Livia did not so much as glance at Tigris as she replied in a half-asleep stupor:
"It won't stop." Livia vaguely whined with an exhausted sigh.
"What?" Tigris asked before Livia looked down at her with sleepy, sad red eyes.
"The rain…" Livia meekly explained. "I don't know what I pressed."
A large projection of a live feed from the Arena was displayed up on the wall- oppressive blankets of rain showering down in droves. Tigris got a glimpse of the soaked pair from 4 leading the Career tribute pack's wading through the rising flood waters, now up to their waists.
"Where is everyone?" Tigris asked, looking around at the emptiness of the Games Center. She noticed Faust Crane was the only other person down here- dutifully positioned at his station with a far-off expression.
"Coriolanus let them all go." Livia explained. "He doesn't trust anyone."
"Except you two?" Tigris snorted.
Livia's red eyes narrowed. She dispassionately pressed a button on her control pad that switched the image on the screen to Judge's alliance. The water was almost up to little Judge's chest compared to the taller boys in his group.
Tigris snarled: "You're going to drown him."
"He's going to die anyway." Livia shrugged. "Coriolanus is rigging the Games for Ale."
"What?" Tigris choked. "He can't do that."
"He can do whatever he wants." Livia wiped away her eyes and rolled them. "And surprise- Coriolanus doesn't care about dying children." She whimpered. "You know what he said when I told him Vicky was missing? He asked the nurse for yogurt." Livia lamented. "He didn't care. Our child is gone. So, sorry for not caring about a kid you met a week ago."
"What will killing Judge do for Vicky?" Tigris asked with frustration.
"Nothing." Livia shrugged. "But it'll make me feel better."
"You're a vile woman." Tigris hissed at Livia. "Vile."
"Keep it up!" Livia dared Tigris. "Just keep it up and I'll-"
"You'll what!?" Tigris asked. "Press some more buttons randomly?"
"I'll have your little brat torn limb from limb! Every last drop of blood drained from his body! Ripped to pieces and swallowed whole!" Livia shouted, her voice echoing off the high, domed ceiling of the Games Center.
"Do it! As soon as that cannon sounds, I'll go right to Coriolanus and tell him who's baby-"

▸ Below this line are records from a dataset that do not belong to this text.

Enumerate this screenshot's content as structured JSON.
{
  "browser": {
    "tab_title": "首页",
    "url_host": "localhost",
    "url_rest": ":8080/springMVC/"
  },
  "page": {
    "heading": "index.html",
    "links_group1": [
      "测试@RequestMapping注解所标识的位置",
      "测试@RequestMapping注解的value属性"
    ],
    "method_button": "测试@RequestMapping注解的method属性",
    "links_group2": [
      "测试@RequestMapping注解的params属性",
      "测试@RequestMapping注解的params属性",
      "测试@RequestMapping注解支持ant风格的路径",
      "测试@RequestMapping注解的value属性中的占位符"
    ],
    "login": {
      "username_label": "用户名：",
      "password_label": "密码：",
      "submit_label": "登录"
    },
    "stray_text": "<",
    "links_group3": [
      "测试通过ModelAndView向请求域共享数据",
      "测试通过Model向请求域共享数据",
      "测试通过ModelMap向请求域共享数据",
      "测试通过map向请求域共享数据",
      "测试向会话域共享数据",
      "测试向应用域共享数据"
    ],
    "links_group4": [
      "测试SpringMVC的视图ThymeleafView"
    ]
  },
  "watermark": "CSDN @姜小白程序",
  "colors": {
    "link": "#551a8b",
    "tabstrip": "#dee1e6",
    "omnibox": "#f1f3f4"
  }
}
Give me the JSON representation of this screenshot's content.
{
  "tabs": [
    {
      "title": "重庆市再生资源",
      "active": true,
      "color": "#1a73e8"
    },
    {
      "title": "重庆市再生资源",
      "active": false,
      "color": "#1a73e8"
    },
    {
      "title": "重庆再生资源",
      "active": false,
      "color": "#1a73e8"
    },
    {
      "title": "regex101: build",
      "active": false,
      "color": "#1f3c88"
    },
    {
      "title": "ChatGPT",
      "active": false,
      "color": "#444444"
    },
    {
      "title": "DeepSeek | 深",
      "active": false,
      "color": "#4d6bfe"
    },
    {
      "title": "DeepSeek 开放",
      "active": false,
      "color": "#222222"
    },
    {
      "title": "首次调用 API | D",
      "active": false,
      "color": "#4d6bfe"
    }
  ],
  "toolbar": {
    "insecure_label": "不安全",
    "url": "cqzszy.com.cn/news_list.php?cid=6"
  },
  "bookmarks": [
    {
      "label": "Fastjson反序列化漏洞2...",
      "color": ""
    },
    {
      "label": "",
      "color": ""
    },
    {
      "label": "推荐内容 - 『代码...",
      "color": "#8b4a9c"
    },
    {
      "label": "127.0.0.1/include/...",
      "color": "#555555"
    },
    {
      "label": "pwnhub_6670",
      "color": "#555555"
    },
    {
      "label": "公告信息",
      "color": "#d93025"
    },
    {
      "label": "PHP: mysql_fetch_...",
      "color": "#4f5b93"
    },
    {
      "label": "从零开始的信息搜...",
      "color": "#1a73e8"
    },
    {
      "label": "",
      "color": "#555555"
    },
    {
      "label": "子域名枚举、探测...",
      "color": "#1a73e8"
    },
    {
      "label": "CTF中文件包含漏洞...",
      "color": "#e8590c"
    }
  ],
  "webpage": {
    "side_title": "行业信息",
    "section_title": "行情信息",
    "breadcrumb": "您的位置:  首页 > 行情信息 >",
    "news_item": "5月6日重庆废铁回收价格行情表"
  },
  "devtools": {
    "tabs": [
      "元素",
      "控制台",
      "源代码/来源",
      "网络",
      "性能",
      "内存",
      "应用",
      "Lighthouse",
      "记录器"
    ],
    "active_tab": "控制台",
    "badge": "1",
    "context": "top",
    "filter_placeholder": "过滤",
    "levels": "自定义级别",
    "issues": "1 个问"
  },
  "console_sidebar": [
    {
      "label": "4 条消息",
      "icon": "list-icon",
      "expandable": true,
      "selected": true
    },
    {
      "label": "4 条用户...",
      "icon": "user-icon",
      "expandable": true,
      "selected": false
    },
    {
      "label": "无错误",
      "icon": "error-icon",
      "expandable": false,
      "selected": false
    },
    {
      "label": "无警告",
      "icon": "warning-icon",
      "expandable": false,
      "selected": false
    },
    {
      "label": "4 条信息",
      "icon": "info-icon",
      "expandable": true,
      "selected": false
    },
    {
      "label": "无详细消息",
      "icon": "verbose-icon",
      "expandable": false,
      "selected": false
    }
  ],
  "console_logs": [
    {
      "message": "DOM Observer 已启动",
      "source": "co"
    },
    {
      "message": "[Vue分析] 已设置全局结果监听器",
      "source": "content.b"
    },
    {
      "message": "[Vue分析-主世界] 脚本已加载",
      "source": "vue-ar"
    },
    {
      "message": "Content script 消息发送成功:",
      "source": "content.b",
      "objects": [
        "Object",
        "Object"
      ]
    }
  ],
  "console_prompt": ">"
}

"Tell him!" Livia exploded, bringing her fist down on the master control panel with a pounding slam. All the lights in the Game Center sputtered. Tigris and Livia both looked up to the screen- the live feed of the Arena capturing a final sheet of dense rainfall coming clattering down against the flood waters. Then, the air both in and out of the Arena went still, silent, and dry as Livia took a breath and sighed: "Do it. You've taken everything from me, already: my show, my clientele, my daughter. Take my life, too! From one vile woman to another, Tigris, do us both a favor and just kill me."
Tigris blinked at the seething, red faced woman. Livia turned back to the holographic map of the Arena with a pout, taking a deep breath before providing Tigris with a second option:
"Or just choose your drop location."
Tigris blew a heavy sigh out through her nose as she fixated on the holographic map of the maze. Blue and pink colored numbered markers throughout the hologram of winding passageways represented the remaining individual tributes' gender, district, and location within the Arena. One solitary, pink '10' drifted so slowly down the corridor it was in, its movement was nearly imperceptible to Tigris. Next, her eyes fell on the clump of four, blue colored digits closer to the map's center.
Tigris sighed, then ordered: "On the boy from 1."